The result is an aesthetic indifference and, because we are deeply sensuous beings, also a tangible inner emptiness. There is little left to discover when everything seems to have been seen a thousand times. This deluge of images can stifle the urge to create: Why make something new if it will vanish in a fraction of a second? Why show anything, when everything begins to resemble everything else—molded by algorithms and AI into one smooth, sentimental surface that offers no friction, no resistance, not even political?
I want to set against this prevailing spirit another way of seeing—one I did not invent, but rediscovered for myself. The kind of seeing that keeps me working, despite everything, is closer to meditation and contemplation than to the pursuit of attention.

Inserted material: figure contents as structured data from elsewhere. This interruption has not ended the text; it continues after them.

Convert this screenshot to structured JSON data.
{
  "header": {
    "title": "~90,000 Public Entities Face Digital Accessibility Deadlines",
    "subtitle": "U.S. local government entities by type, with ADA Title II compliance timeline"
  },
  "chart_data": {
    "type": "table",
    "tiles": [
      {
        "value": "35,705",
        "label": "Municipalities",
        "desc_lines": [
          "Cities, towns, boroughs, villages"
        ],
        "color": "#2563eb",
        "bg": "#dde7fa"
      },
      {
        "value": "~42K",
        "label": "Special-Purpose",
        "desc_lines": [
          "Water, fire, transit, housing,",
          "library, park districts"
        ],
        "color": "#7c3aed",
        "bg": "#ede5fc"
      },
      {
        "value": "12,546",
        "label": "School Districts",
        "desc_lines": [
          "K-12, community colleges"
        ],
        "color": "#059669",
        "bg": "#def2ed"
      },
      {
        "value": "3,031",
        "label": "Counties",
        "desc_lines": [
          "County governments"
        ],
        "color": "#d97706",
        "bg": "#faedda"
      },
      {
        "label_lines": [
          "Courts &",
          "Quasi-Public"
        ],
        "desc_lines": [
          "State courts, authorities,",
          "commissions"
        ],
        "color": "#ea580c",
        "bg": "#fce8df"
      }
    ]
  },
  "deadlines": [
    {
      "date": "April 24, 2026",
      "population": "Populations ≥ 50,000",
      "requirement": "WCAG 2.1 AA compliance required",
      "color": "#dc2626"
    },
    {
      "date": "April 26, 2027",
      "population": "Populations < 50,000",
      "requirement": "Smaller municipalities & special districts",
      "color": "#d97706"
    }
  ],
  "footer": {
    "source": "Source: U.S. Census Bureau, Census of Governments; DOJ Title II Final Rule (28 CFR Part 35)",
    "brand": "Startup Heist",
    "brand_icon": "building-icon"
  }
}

Of course, this website, too, is a way of seeking attention and resonance; otherwise, I would not share my images and thoughts at all. Yet it is not about hearts or thumbs-up from anonymous followers, nor about profit. It is about creating spaces of possibility—spaces in which one can lean back inwardly, withdraw from the constant pull of polarized algorithms, and regain an openness to the richness and beauty of the world.
It is about discovering an inner stance of freedom and composure that we so urgently need to face the suffering and turmoil of our time without despairing.
Photography, for me, remains this attempt: to meet the world with attentive perception—and, in spite of everything, to become free.